The City of London Corp. owns the freehold and Evans Randall now holds a 155-year lease with a right to extend that for another 50 years. The 320,000-square-foot Riverbank House is scheduled for completion in 2009.
“By acquiring a new building, we figure we’re buying at a yield that is one-half of a percent better than if we bought an existing building in the market,” Michael Evans, chairman & chief executive of Evans Randall, told CPN. “In the market the yield is closer to 4 percent for a completed building.”
Evans (pictured) noted that the lease with the Man Group is based on a £45 per square foot rental rate, which is below market. “The rent today is around £55, which makes it particularly attractive for rental growth.”
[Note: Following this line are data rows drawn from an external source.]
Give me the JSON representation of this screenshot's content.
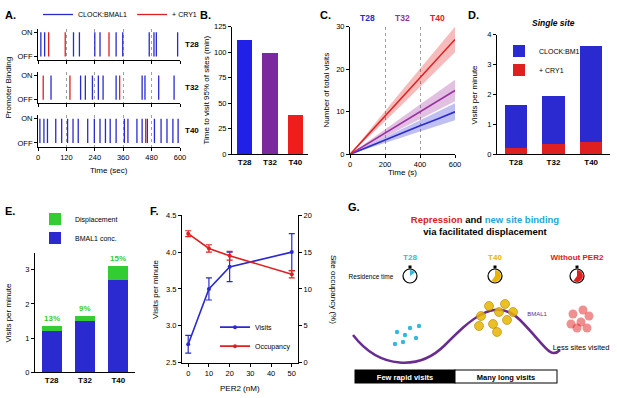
{
  "chart_data": [
    {
      "panel": "A.",
      "type": "event",
      "xlabel": "Time (sec)",
      "ylabel": "Promoter Binding",
      "xlim": [
        0,
        600
      ],
      "xticks": [
        0,
        120,
        240,
        360,
        480,
        600
      ],
      "ylim": [
        -0.15,
        1.15
      ],
      "yticks": [
        {
          "value": 0,
          "label": "OFF"
        },
        {
          "value": 1,
          "label": "ON"
        }
      ],
      "grid": true,
      "legend": "top",
      "rows": [
        {
          "name": "T28",
          "series": [
            {
              "name": "CLOCK:BMAL1",
              "color": "#2a2ad0",
              "values": [
                12,
                28,
                150,
                175,
                240,
                262,
                330,
                358,
                470,
                490,
                500,
                590
              ]
            },
            {
              "name": "+ CRY1",
              "color": "#e02020",
              "values": [
                45,
                115,
                300
              ]
            }
          ]
        },
        {
          "name": "T32",
          "series": [
            {
              "name": "CLOCK:BMAL1",
              "color": "#2a2ad0",
              "values": [
                55,
                180,
                200,
                230,
                255,
                275,
                330,
                440,
                452,
                510,
                575
              ]
            },
            {
              "name": "+ CRY1",
              "color": "#e02020",
              "values": [
                22,
                135,
                345
              ]
            }
          ]
        },
        {
          "name": "T40",
          "series": [
            {
              "name": "CLOCK:BMAL1",
              "color": "#2a2ad0",
              "values": [
                8,
                25,
                40,
                75,
                100,
                125,
                148,
                170,
                210,
                238,
                262,
                285,
                305,
                330,
                365,
                380,
                418,
                440,
                462,
                492,
                520,
                545,
                570,
                592
              ]
            },
            {
              "name": "+ CRY1",
              "color": "#e02020",
              "values": [
                455
              ]
            }
          ]
        }
      ]
    },
    {
      "panel": "B.",
      "type": "bar",
      "categories": [
        "T28",
        "T32",
        "T40"
      ],
      "values": [
        112,
        99,
        39
      ],
      "colors": [
        "#2020e6",
        "#7b2a9e",
        "#f01d1d"
      ],
      "ylabel": "Time to visit 95% of sites (min)",
      "ylim": [
        0,
        125
      ],
      "yticks": [
        0,
        25,
        50,
        75,
        100,
        125
      ]
    },
    {
      "panel": "C.",
      "type": "line",
      "x": [
        0,
        100,
        200,
        300,
        400,
        500,
        600
      ],
      "xlabel": "Time (s)",
      "ylabel": "Number of total visits",
      "xlim": [
        0,
        600
      ],
      "xticks": [
        0,
        200,
        400,
        600
      ],
      "ylim": [
        0,
        30
      ],
      "yticks": [
        0,
        10,
        20,
        30
      ],
      "grid": true,
      "series": [
        {
          "name": "T28",
          "color": "#2a2ad0",
          "values": [
            0,
            1.7,
            3.3,
            5,
            6.7,
            8.3,
            10
          ],
          "lower": [
            0,
            1.3,
            2.7,
            4,
            5.4,
            6.7,
            8
          ],
          "upper": [
            0,
            2.1,
            4,
            6,
            8,
            10,
            12
          ]
        },
        {
          "name": "T32",
          "color": "#9b30a0",
          "values": [
            0,
            2.5,
            5,
            7.5,
            10,
            12.5,
            15
          ],
          "lower": [
            0,
            2,
            4,
            6.2,
            8.3,
            10.4,
            12.5
          ],
          "upper": [
            0,
            3,
            6,
            8.8,
            11.7,
            14.6,
            17.5
          ]
        },
        {
          "name": "T40",
          "color": "#e02020",
          "values": [
            0,
            4.5,
            9,
            13.5,
            18,
            22.5,
            27
          ],
          "lower": [
            0,
            3.8,
            7.8,
            11.8,
            15.8,
            19.8,
            24
          ],
          "upper": [
            0,
            5.2,
            10.2,
            15.2,
            20.2,
            25.2,
            30
          ]
        }
      ]
    },
    {
      "panel": "D.",
      "type": "bar",
      "title": "Single site",
      "stacked": true,
      "legend": "top left",
      "categories": [
        "T28",
        "T32",
        "T40"
      ],
      "ylabel": "Visits per minute",
      "ylim": [
        0,
        4
      ],
      "yticks": [
        0,
        1,
        2,
        3,
        4
      ],
      "series": [
        {
          "name": "+ CRY1",
          "color": "#e02020",
          "values": [
            0.2,
            0.35,
            0.4
          ]
        },
        {
          "name": "CLOCK:BM1",
          "color": "#2a2ad0",
          "values": [
            1.45,
            1.6,
            3.2
          ]
        }
      ]
    },
    {
      "panel": "E.",
      "type": "bar",
      "stacked": true,
      "legend": "top",
      "categories": [
        "T28",
        "T32",
        "T40"
      ],
      "ylabel": "Visits per minute",
      "ylim": [
        0,
        3.5
      ],
      "yticks": [
        0,
        1,
        2,
        3
      ],
      "series": [
        {
          "name": "BMAL1 conc.",
          "color": "#2a2ad0",
          "values": [
            1.2,
            1.5,
            2.7
          ]
        },
        {
          "name": "Displacement",
          "color": "#33cc33",
          "values": [
            0.17,
            0.14,
            0.4
          ]
        }
      ],
      "annotations": [
        {
          "x": "T28",
          "text": "13%"
        },
        {
          "x": "T32",
          "text": "9%"
        },
        {
          "x": "T40",
          "text": "15%"
        }
      ]
    },
    {
      "panel": "F.",
      "type": "line",
      "x": [
        0,
        10,
        20,
        50
      ],
      "xlabel": "PER2 (nM)",
      "ylabel": "Visits per minute",
      "y2label": "Site occupancy (%)",
      "legend": "bottom right",
      "xlim": [
        -3,
        53
      ],
      "xticks": [
        0,
        10,
        20,
        30,
        40,
        50
      ],
      "ylim": [
        2.5,
        4.5
      ],
      "yticks": [
        2.5,
        {
          "value": 3,
          "label": "3.0"
        },
        3.5,
        {
          "value": 4,
          "label": "4.0"
        },
        4.5
      ],
      "y2lim": [
        0,
        20
      ],
      "y2ticks": [
        0,
        5,
        10,
        15,
        20
      ],
      "series": [
        {
          "name": "Visits",
          "color": "#2a2ad0",
          "values": [
            2.75,
            3.5,
            3.8,
            4.0
          ],
          "errors": [
            0.12,
            0.15,
            0.2,
            0.25
          ]
        },
        {
          "name": "Occupancy",
          "color": "#e02020",
          "axis": "y2",
          "values": [
            17.5,
            15.5,
            14.5,
            12
          ],
          "errors": [
            0.4,
            0.5,
            0.6,
            0.5
          ]
        }
      ]
    }
  ],
  "diagram": {
    "panel": "G.",
    "title_lines": [
      [
        {
          "text": "Repression",
          "color": "#e02020"
        },
        {
          "text": " and "
        },
        {
          "text": "new site binding",
          "color": "#1aa7d6"
        }
      ],
      [
        {
          "text": "via facilitated displacement"
        }
      ]
    ],
    "residence_label": "Residence time",
    "conditions": [
      {
        "label": "T28",
        "color": "#35b8e0"
      },
      {
        "label": "T40",
        "color": "#e8b400"
      },
      {
        "label": "Without PER2",
        "color": "#e02020"
      }
    ],
    "wave_label": "BMAL1",
    "bar": [
      {
        "text": "Few rapid visits",
        "style": "dark"
      },
      {
        "text": "Many long visits",
        "style": "light"
      }
    ],
    "note": "Less sites visited"
  }
}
Meanwhile, Evans Randall sold to a fund managed by Prudential 250 Bishopsgate, ABN AMRO’s London headquarters. The price was not disclosed. The firm had acquired the building in July 2005 for £194 million (U.S.$386 million).
“We got a good offer,” Evans said. “We only dealt with Prudential and didn’t go out for bids. We thought we made a good return for our investors.” The firm noted that its investors achieved a gross profit of around 40 percent, representing an internal rate of return of 35 percent.
In the pipeline, Evans Randall has just exchanged contracts on office buildings in Munich and Brussels, and on a retail outlet center in Germany.